The Geneva Conventions allowed our troops to detain combatants or civilians if necessary — but our judges, and Strasbourg, couldn’t see the difference between Helmand and Henley.
Those who drafted the European Convention on Human Rights did. They never meant the convention to apply outside the signatory states but instead for the Geneva Conventions to take precedence in war. It has taken a civilian generation to confuse international humanitarian law with human rights legislation.
Unlike the ECHR, the Geneva Conventions understand the nature of combat. They acknowledge, for example, that in war lethal force can be a matter of first resort against the enemy. The ECHR allows lethal force to be used only in exceptional circumstances. Deciding what those conditions may be puts commanders in an impossible position.
It beggars belief that shooting an individual in war is now enough to allow that combatant to sue Britain for breach of their human rights. Since Labour introduced the Human Rights Act, our own courts are forced to hear these cases. Whether the application is successful or not is irrelevant — a judge must now look down the sights of every rifle and decide if the trigger should have been pulled.
Were we ever forced to retake the Falkland Islands, let alone repeat the Normandy landings our first act would have to be to recruit a battalion of judges.
Such judicial mission creep has paved the way for a spike in litigation.
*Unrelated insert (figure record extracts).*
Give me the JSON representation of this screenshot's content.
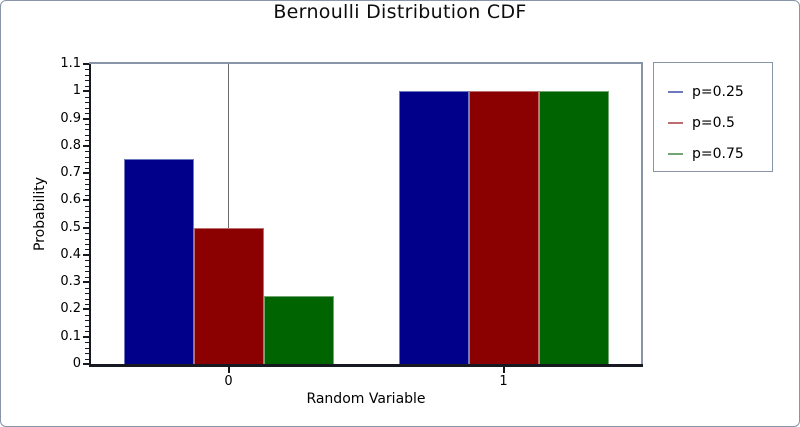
{
  "title": "Bernoulli Distribution CDF",
  "chart_data": {
    "type": "bar",
    "title": "Bernoulli Distribution CDF",
    "categories": [
      "0",
      "1"
    ],
    "series": [
      {
        "name": "p=0.25",
        "values": [
          0.75,
          1.0
        ],
        "color": "#00008b",
        "edge_color": "#6e79bb"
      },
      {
        "name": "p=0.5",
        "values": [
          0.5,
          1.0
        ],
        "color": "#8b0000",
        "edge_color": "#bb6e6e"
      },
      {
        "name": "p=0.75",
        "values": [
          0.25,
          1.0
        ],
        "color": "#006400",
        "edge_color": "#74a674"
      }
    ],
    "xlabel": "Random Variable",
    "ylabel": "Probability",
    "ylim": [
      0,
      1.1
    ],
    "ytick_labels": [
      "0",
      "0.1",
      "0.2",
      "0.3",
      "0.4",
      "0.5",
      "0.6",
      "0.7",
      "0.8",
      "0.9",
      "1",
      "1.1"
    ],
    "minor_ticks_per_interval": 4,
    "legend_position": "right-outside",
    "grid": false,
    "origin_vline_at_category": "0"
  },
  "colors": {
    "frame": "#8895a8",
    "axis": "#16191f",
    "gridline": "#6b6b6b",
    "background": "#ffffff",
    "text": "#000000"
  }
}
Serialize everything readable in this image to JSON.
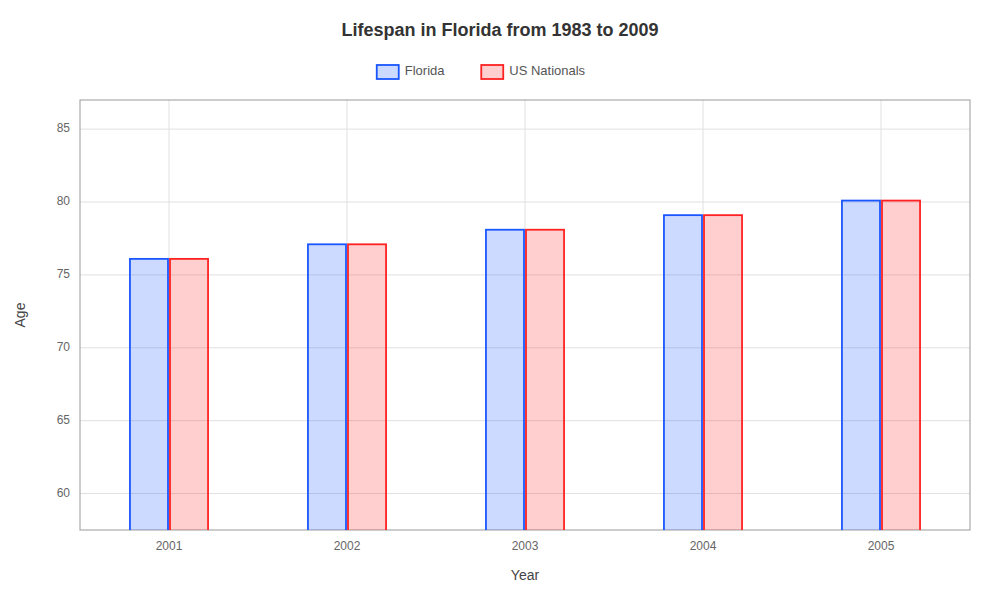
{
  "chart_data": {
    "type": "bar",
    "title": "Lifespan in Florida from 1983 to 2009",
    "xlabel": "Year",
    "ylabel": "Age",
    "categories": [
      "2001",
      "2002",
      "2003",
      "2004",
      "2005"
    ],
    "series": [
      {
        "name": "Florida",
        "color": "#1a56ff",
        "values": [
          76.1,
          77.1,
          78.1,
          79.1,
          80.1
        ]
      },
      {
        "name": "US Nationals",
        "color": "#ff2222",
        "values": [
          76.1,
          77.1,
          78.1,
          79.1,
          80.1
        ]
      }
    ],
    "ylim": [
      57.5,
      87
    ],
    "yticks": [
      60,
      65,
      70,
      75,
      80,
      85
    ],
    "grid": true,
    "legend": "top"
  }
}
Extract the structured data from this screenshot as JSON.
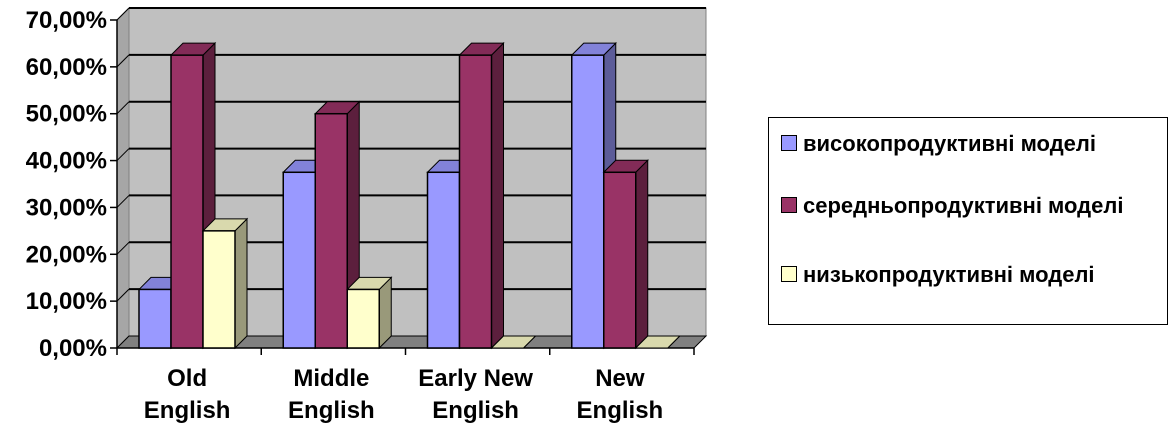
{
  "chart_data": {
    "type": "bar",
    "categories": [
      [
        "Old",
        "English"
      ],
      [
        "Middle",
        "English"
      ],
      [
        "Early New",
        "English"
      ],
      [
        "New",
        "English"
      ]
    ],
    "series": [
      {
        "name": "високопродуктивні моделі",
        "values": [
          12.5,
          37.5,
          37.5,
          62.5
        ],
        "color": "#9999ff"
      },
      {
        "name": "середньопродуктивні моделі",
        "values": [
          62.5,
          50.0,
          62.5,
          37.5
        ],
        "color": "#993366"
      },
      {
        "name": "низькопродуктивні моделі",
        "values": [
          25.0,
          12.5,
          0,
          0
        ],
        "color": "#ffffcc"
      }
    ],
    "ylim": [
      0,
      70
    ],
    "yticks": [
      "0,00%",
      "10,00%",
      "20,00%",
      "30,00%",
      "40,00%",
      "50,00%",
      "60,00%",
      "70,00%"
    ],
    "grid": true,
    "style": "3d-clustered-column",
    "legend_position": "right",
    "wall_color": "#c0c0c0",
    "floor_color": "#808080"
  },
  "legend": {
    "items": [
      {
        "label": "високопродуктивні моделі",
        "color": "#9999ff"
      },
      {
        "label": "середньопродуктивні моделі",
        "color": "#993366"
      },
      {
        "label": "низькопродуктивні моделі",
        "color": "#ffffcc"
      }
    ]
  }
}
By the end of this month, no fewer than 1,230 public law claims are expected to have been filed against the Ministry of Defence in relation to British military action in Iraq. This is in addition to a thousand private law claims, of which more than 700 remain live. This litigation is expensive and time-intensive, preventing the MoD from focusing on operations where men and women are at risk.
In a violent and rapidly changing situation there will always be multiple perspectives giving legal casuists the opportunity to use the calm of the courtroom to suggest error. It is not only unfair but unethical to put troops we have sent into action on our behalf in a position that can leave them facing retrospective legal action. Worse still, it causes doubt in combat, which could lead to defeat.
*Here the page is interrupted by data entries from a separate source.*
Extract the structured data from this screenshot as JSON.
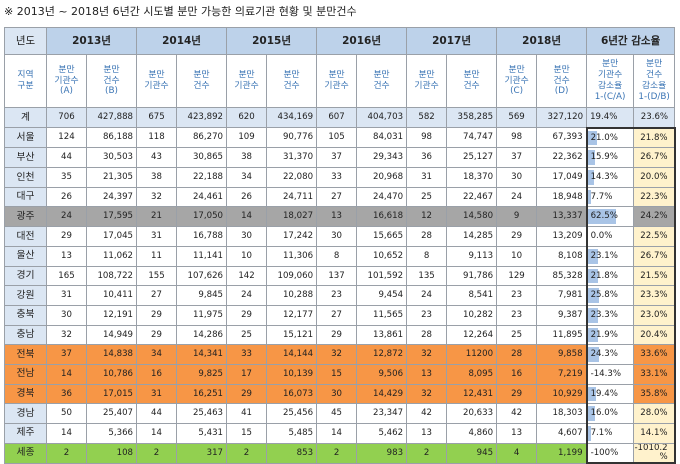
{
  "title": "※ 2013년 ~ 2018년 6년간 시도별 분만 가능한 의료기관 현황 및 분만건수",
  "header": {
    "corner": "년도",
    "years": [
      "2013년",
      "2014년",
      "2015년",
      "2016년",
      "2017년",
      "2018년"
    ],
    "change": "6년간 감소율",
    "region_label": "지역\n구분",
    "sub": [
      "분만\n기관수\n(A)",
      "분만\n건수\n(B)",
      "분만\n기관수",
      "분만\n건수",
      "분만\n기관수",
      "분만\n건수",
      "분만\n기관수",
      "분만\n건수",
      "분만\n기관수",
      "분만\n건수",
      "분만\n기관수\n(C)",
      "분만\n건수\n(D)",
      "분만\n기관수\n감소율\n1-(C/A)",
      "분만\n건수\n감소율\n1-(D/B)"
    ]
  },
  "rows": [
    {
      "region": "계",
      "style": "total",
      "values": [
        "706",
        "427,888",
        "675",
        "423,892",
        "620",
        "434,169",
        "607",
        "404,703",
        "582",
        "358,285",
        "569",
        "327,120"
      ],
      "rate_c": "19.4%",
      "rate_d": "23.6%",
      "bar": 0.194
    },
    {
      "region": "서울",
      "style": "",
      "values": [
        "124",
        "86,188",
        "118",
        "86,270",
        "109",
        "90,776",
        "105",
        "84,031",
        "98",
        "74,747",
        "98",
        "67,393"
      ],
      "rate_c": "21.0%",
      "rate_d": "21.8%",
      "bar": 0.21
    },
    {
      "region": "부산",
      "style": "",
      "values": [
        "44",
        "30,503",
        "43",
        "30,865",
        "38",
        "31,370",
        "37",
        "29,343",
        "36",
        "25,127",
        "37",
        "22,362"
      ],
      "rate_c": "15.9%",
      "rate_d": "26.7%",
      "bar": 0.159
    },
    {
      "region": "인천",
      "style": "",
      "values": [
        "35",
        "21,305",
        "38",
        "22,188",
        "34",
        "22,080",
        "33",
        "20,968",
        "31",
        "18,370",
        "30",
        "17,049"
      ],
      "rate_c": "14.3%",
      "rate_d": "20.0%",
      "bar": 0.143
    },
    {
      "region": "대구",
      "style": "",
      "values": [
        "26",
        "24,397",
        "32",
        "24,461",
        "26",
        "24,711",
        "27",
        "24,470",
        "25",
        "22,467",
        "24",
        "18,948"
      ],
      "rate_c": "7.7%",
      "rate_d": "22.3%",
      "bar": 0.077
    },
    {
      "region": "광주",
      "style": "gray",
      "values": [
        "24",
        "17,595",
        "21",
        "17,050",
        "14",
        "18,027",
        "13",
        "16,618",
        "12",
        "14,580",
        "9",
        "13,337"
      ],
      "rate_c": "62.5%",
      "rate_d": "24.2%",
      "bar": 0.625
    },
    {
      "region": "대전",
      "style": "",
      "values": [
        "29",
        "17,045",
        "31",
        "16,788",
        "30",
        "17,242",
        "30",
        "15,665",
        "28",
        "14,285",
        "29",
        "13,209"
      ],
      "rate_c": "0.0%",
      "rate_d": "22.5%",
      "bar": 0.0
    },
    {
      "region": "울산",
      "style": "",
      "values": [
        "13",
        "11,062",
        "11",
        "11,141",
        "10",
        "11,306",
        "8",
        "10,652",
        "8",
        "9,113",
        "10",
        "8,108"
      ],
      "rate_c": "23.1%",
      "rate_d": "26.7%",
      "bar": 0.231
    },
    {
      "region": "경기",
      "style": "",
      "values": [
        "165",
        "108,722",
        "155",
        "107,626",
        "142",
        "109,060",
        "137",
        "101,592",
        "135",
        "91,786",
        "129",
        "85,328"
      ],
      "rate_c": "21.8%",
      "rate_d": "21.5%",
      "bar": 0.218
    },
    {
      "region": "강원",
      "style": "",
      "values": [
        "31",
        "10,411",
        "27",
        "9,845",
        "24",
        "10,288",
        "23",
        "9,454",
        "24",
        "8,541",
        "23",
        "7,981"
      ],
      "rate_c": "25.8%",
      "rate_d": "23.3%",
      "bar": 0.258
    },
    {
      "region": "충북",
      "style": "",
      "values": [
        "30",
        "12,191",
        "29",
        "11,975",
        "29",
        "12,177",
        "27",
        "11,565",
        "23",
        "10,282",
        "23",
        "9,387"
      ],
      "rate_c": "23.3%",
      "rate_d": "23.0%",
      "bar": 0.233
    },
    {
      "region": "충남",
      "style": "",
      "values": [
        "32",
        "14,949",
        "29",
        "14,286",
        "25",
        "15,121",
        "29",
        "13,861",
        "28",
        "12,264",
        "25",
        "11,895"
      ],
      "rate_c": "21.9%",
      "rate_d": "20.4%",
      "bar": 0.219
    },
    {
      "region": "전북",
      "style": "orange",
      "values": [
        "37",
        "14,838",
        "34",
        "14,341",
        "33",
        "14,144",
        "32",
        "12,872",
        "32",
        "11200",
        "28",
        "9,858"
      ],
      "rate_c": "24.3%",
      "rate_d": "33.6%",
      "bar": 0.243
    },
    {
      "region": "전남",
      "style": "orange",
      "values": [
        "14",
        "10,786",
        "16",
        "9,825",
        "17",
        "10,139",
        "15",
        "9,506",
        "13",
        "8,095",
        "16",
        "7,219"
      ],
      "rate_c": "-14.3%",
      "rate_d": "33.1%",
      "bar": 0.0
    },
    {
      "region": "경북",
      "style": "orange",
      "values": [
        "36",
        "17,015",
        "31",
        "16,251",
        "29",
        "16,073",
        "30",
        "14,429",
        "32",
        "12,431",
        "29",
        "10,929"
      ],
      "rate_c": "19.4%",
      "rate_d": "35.8%",
      "bar": 0.194
    },
    {
      "region": "경남",
      "style": "",
      "values": [
        "50",
        "25,407",
        "44",
        "25,463",
        "41",
        "25,456",
        "45",
        "23,347",
        "42",
        "20,633",
        "42",
        "18,303"
      ],
      "rate_c": "16.0%",
      "rate_d": "28.0%",
      "bar": 0.16
    },
    {
      "region": "제주",
      "style": "",
      "values": [
        "14",
        "5,366",
        "14",
        "5,431",
        "15",
        "5,485",
        "14",
        "5,462",
        "13",
        "4,860",
        "13",
        "4,607"
      ],
      "rate_c": "7.1%",
      "rate_d": "14.1%",
      "bar": 0.071
    },
    {
      "region": "세종",
      "style": "green",
      "values": [
        "2",
        "108",
        "2",
        "317",
        "2",
        "853",
        "2",
        "983",
        "2",
        "945",
        "4",
        "1,199"
      ],
      "rate_c": "-100%",
      "rate_d": "-1010.2\n%",
      "bar": 0.0
    }
  ],
  "colors": {
    "header_blue": "#bdd2ea",
    "label_blue": "#dbe6f3",
    "gray_row": "#a6a6a6",
    "orange_row": "#f79646",
    "green_row": "#92d050",
    "rate_bar": "#a9c4e6",
    "rate_d_bg": "#fff2cc"
  }
}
The government must act now to bring clarity to this confusion. British commanders must be assured that the Geneva Conventions take precedence over the ECHR in combat. Uncertainty protects no one.
The government must now change tack. Instead of simply defending further action it must reverse the decline in the military’s expeditionary capabilities and repel the legal assault. The provisions of the ECHR include the option to derogate for combat abroad. The initial drafters knew this was necessary; the government must do so too. Together with the primacy of the Geneva Conventions this would give Britain’s armed forces the freedom from inappropriate legal intervention in battle.
In wars fought against enemies who often do not abide by universally binding international laws, it would be irresponsible for the UK to tie its own armed forces up in legal red tape. It would be unwise for parliament to impose such restraints; it is intolerable for the judiciary to do so.
If war is too important to be left to the generals, then certainly it is too important to be left to the judges.